Q. What inspired you to begin Hirsch Philanthropy?

A. It really was one person – investment banker and philanthropist Warren Hellman [a past president of Lehman Brothers, Hellman was also the founder of San Francisco’s beloved music festival Hardly Strictly Bluegrass] – who motivated me to think about what it means to do this work. Philanthropy at that time was very much dependent on giving to an individual, to people, to an issue. There wasn’t a lot of strategy to it, and it was all about records, reporting, big meetings, and thinking about outcomes. 

We work very closely with donors to help identify their mission, vision, and values. We work with organizations in the community and identify what the needs are. Then we think about what the impact may be and develop programs based on the interests and needs of the community and our clients. Sometimes we work with existing nonprofit programs, and other times we will create our own.

Q. What’s a common misconception about philanthropic advising? 

A. It is definitely far beyond writing checks. Our team brings deep knowledge and expertise across issues, nonprofits, and the public and private sectors, combined with commitment and passion for creating meaningful change. For some clients, we help align their philanthropic and political giving portfolios.

We’re not a distant consultant who has a conversation and then walks away. We do a lot of stirring the pot and thinking about what’s possible. We build relationships and partnerships – often between clients, communities, and the public sector – that go deeper than a transaction.

Q.What’s a project you are particularly proud of?

A. We worked with Bob, Bill, and John Fisher, the sons of the founders of The Gap, and they wanted to do something in San Francisco that would have meaning and impact. I went around and talked to a lot of people at nonprofits and in the public sector about what’s keeping them awake at night. 

After looking at a whole array of issues, we landed on the need for more playing fields in San Francisco. We created a public-private partnership with the city, and the first field we renovated was in a low-income neighborhood in The Mission. Ten years later, we had restored and expanded access to 21 fields across the city that provide over 90,000 additional hours of field time annually for local kids and families. 

There was a family we talked with, and the mother was crying. She said, ‘People have talked to us for a long time and promised us something. This is actually happening.’ It’s very rare in philanthropy that you have a problem that you can identify and solve. There were challenges along the way and people questioned us and threw up roadblocks, but we overcame them and the city and communities greatly benefited. 

Q. How has philanthropy changed over the years?
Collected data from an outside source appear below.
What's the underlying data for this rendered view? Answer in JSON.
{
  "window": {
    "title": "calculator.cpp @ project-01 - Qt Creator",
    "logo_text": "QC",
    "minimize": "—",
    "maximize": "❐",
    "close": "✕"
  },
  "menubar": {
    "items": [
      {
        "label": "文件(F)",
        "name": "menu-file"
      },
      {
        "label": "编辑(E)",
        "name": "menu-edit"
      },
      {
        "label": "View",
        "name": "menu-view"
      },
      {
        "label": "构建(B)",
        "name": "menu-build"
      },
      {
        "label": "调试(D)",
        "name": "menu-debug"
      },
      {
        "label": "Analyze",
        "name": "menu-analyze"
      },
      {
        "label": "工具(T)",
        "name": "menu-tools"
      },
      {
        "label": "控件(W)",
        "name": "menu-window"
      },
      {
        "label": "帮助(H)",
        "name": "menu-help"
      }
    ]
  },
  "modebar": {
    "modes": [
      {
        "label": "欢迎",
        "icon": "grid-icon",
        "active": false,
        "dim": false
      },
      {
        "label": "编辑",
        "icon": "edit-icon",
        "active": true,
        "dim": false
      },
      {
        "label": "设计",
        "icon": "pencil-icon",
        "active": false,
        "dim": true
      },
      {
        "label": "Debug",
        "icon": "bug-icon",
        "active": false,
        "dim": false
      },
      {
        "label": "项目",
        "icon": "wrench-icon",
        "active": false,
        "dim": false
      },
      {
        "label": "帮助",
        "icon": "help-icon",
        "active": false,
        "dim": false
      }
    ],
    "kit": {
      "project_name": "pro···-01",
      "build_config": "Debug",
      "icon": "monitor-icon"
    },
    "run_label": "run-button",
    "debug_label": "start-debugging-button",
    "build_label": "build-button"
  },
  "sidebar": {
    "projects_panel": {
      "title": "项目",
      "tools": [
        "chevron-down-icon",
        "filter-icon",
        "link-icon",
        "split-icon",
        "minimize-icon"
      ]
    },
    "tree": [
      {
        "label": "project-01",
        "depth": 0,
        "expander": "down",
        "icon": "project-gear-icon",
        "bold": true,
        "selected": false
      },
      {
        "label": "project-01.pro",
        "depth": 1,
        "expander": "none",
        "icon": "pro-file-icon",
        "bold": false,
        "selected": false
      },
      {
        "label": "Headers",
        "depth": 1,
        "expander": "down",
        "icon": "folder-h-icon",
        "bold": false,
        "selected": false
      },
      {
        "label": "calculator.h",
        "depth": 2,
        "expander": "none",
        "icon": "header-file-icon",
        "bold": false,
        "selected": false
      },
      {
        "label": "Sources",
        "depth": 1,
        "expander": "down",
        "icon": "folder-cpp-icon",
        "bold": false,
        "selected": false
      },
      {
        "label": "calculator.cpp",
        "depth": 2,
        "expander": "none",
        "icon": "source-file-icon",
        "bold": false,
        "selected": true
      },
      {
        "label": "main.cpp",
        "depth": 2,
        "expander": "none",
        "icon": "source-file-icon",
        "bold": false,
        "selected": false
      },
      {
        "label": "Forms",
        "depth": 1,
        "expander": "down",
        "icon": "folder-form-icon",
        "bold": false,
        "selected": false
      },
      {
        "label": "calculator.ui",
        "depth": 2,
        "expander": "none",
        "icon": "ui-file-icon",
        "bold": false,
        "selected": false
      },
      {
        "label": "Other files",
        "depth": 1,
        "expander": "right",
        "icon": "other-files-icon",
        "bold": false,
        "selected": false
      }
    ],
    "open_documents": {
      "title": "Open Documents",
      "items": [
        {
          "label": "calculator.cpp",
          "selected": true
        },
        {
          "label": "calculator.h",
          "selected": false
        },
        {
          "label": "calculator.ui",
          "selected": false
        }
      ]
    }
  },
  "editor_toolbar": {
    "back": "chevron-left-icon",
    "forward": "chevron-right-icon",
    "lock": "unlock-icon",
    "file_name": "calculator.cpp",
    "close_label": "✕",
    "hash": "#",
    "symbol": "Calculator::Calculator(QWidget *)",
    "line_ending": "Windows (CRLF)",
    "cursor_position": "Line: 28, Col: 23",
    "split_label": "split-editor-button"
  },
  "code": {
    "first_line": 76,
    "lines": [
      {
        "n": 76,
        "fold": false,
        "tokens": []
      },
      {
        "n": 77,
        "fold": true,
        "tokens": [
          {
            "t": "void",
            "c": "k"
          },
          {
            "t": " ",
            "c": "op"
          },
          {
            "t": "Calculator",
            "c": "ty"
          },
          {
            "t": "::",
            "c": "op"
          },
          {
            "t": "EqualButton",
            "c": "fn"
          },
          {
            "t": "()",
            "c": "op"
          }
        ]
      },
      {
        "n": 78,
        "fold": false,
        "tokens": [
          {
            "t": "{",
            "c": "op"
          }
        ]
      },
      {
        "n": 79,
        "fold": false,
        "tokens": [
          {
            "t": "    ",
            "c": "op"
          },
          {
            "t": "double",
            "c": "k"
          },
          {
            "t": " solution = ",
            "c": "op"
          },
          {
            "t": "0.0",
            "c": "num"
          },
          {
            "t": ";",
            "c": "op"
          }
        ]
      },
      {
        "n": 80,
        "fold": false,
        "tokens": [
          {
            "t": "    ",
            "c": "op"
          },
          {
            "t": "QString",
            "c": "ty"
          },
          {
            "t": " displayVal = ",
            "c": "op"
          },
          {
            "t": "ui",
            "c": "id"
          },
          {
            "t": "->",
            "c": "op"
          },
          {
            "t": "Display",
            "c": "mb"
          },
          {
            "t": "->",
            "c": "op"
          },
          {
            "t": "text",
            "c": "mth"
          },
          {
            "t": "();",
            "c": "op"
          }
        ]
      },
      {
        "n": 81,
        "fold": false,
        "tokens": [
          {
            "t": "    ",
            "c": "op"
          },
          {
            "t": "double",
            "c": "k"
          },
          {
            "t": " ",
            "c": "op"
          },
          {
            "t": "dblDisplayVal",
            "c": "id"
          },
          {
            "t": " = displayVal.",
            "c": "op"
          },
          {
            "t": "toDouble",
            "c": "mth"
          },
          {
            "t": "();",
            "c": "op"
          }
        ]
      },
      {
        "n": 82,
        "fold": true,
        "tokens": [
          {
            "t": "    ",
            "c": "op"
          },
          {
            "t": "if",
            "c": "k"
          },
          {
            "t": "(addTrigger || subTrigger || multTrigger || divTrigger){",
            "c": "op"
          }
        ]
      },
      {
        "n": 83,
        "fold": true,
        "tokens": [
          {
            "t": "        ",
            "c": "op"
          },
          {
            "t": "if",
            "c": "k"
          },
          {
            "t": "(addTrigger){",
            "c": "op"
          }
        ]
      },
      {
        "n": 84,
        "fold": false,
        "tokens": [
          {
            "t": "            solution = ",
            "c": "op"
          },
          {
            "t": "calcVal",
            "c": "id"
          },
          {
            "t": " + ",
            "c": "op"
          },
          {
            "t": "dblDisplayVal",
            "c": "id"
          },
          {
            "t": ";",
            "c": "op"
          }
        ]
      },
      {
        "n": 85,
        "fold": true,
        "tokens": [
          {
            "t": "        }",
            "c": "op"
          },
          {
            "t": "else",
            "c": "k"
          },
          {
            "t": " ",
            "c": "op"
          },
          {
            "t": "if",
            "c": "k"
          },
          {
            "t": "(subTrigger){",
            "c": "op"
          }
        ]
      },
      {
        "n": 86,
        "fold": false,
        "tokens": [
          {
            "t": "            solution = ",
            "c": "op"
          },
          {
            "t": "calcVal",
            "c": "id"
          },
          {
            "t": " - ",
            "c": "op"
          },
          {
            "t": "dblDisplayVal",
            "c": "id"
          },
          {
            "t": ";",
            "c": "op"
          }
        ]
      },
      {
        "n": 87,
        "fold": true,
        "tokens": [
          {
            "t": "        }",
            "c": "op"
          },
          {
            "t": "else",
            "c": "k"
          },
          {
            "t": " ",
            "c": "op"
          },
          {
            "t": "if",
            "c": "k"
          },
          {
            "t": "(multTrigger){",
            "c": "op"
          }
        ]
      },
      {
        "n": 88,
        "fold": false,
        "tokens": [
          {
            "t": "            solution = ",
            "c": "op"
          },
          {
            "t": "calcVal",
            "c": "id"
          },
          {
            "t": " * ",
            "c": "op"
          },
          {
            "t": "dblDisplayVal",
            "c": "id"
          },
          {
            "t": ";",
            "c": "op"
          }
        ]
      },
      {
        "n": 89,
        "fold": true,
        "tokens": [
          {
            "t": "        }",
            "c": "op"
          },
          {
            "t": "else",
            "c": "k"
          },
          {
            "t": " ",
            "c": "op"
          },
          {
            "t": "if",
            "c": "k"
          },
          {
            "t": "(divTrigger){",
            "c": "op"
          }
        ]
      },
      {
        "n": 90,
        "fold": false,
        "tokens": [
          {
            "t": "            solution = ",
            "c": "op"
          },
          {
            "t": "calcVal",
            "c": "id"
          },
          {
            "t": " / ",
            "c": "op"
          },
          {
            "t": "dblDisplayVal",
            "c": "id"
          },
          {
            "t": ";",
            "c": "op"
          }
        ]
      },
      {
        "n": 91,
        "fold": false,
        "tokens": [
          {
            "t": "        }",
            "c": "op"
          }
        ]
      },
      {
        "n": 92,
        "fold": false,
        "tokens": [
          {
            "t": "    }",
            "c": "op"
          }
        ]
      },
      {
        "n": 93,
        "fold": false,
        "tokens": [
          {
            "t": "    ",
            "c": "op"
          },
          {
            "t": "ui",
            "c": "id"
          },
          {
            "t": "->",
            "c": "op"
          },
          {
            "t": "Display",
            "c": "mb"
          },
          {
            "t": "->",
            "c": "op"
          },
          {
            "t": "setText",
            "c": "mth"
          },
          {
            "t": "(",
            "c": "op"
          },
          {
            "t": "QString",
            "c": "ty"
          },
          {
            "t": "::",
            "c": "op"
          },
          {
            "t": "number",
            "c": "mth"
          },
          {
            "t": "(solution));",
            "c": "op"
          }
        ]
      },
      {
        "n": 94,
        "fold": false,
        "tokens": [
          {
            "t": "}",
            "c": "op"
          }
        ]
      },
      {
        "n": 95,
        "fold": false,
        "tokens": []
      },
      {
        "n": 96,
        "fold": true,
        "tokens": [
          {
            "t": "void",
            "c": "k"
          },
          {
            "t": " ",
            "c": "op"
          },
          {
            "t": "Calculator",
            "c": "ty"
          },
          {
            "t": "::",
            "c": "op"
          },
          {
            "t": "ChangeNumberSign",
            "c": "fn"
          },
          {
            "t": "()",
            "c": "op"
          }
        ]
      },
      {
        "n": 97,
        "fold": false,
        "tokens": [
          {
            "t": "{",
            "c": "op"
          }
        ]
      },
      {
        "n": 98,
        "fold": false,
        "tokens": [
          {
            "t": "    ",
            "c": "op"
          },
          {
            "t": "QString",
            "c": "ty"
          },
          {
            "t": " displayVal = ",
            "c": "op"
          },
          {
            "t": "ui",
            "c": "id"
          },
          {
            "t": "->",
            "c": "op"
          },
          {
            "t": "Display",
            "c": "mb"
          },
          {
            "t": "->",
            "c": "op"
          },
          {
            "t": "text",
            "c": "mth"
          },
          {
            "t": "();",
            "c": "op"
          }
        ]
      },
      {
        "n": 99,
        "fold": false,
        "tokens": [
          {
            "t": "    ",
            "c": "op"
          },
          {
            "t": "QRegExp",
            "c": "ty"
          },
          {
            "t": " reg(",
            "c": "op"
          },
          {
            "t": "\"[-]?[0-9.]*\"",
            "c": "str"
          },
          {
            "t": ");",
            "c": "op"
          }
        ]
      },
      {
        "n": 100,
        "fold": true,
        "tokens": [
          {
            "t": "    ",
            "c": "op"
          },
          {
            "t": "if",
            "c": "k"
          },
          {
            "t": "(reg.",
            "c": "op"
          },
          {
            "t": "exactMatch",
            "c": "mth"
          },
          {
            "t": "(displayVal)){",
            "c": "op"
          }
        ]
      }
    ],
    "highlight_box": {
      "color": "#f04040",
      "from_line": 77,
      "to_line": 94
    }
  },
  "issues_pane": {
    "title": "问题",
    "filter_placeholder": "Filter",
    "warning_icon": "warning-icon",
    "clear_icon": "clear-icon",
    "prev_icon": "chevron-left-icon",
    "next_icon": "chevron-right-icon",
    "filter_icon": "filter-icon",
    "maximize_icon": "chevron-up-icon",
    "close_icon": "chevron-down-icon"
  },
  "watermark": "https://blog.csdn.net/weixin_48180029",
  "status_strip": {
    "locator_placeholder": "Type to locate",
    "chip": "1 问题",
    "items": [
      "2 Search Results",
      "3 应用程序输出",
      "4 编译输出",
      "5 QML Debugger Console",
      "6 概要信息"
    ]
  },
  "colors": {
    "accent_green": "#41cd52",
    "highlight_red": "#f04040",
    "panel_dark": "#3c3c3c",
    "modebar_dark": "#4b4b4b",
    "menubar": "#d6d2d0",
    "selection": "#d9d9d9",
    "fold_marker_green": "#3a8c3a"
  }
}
A. Our work has been about equity from the beginning, but today’s language around racism and structural change wasn’t as prevalent. DEI work was implicit, but not explicit. The growing understanding of how DEI intersects with all issues has been critical progress. 

Over the last few years, the pandemic and racial uprising led by the Black Lives Matter movement have changed a lot. One of the things we did was act with urgency in a time of need, while continuing to invest in transformational structural change. Get money out the door and trust those who are doing the work. There’s been a shift toward what we call community-centric grantmaking. We’re not just standing at the door and handing out checks, letting the donor tell communities what they should do. The future of philanthropy needs to build on what’s possible when philanthropists and communities collaborate in true partnership.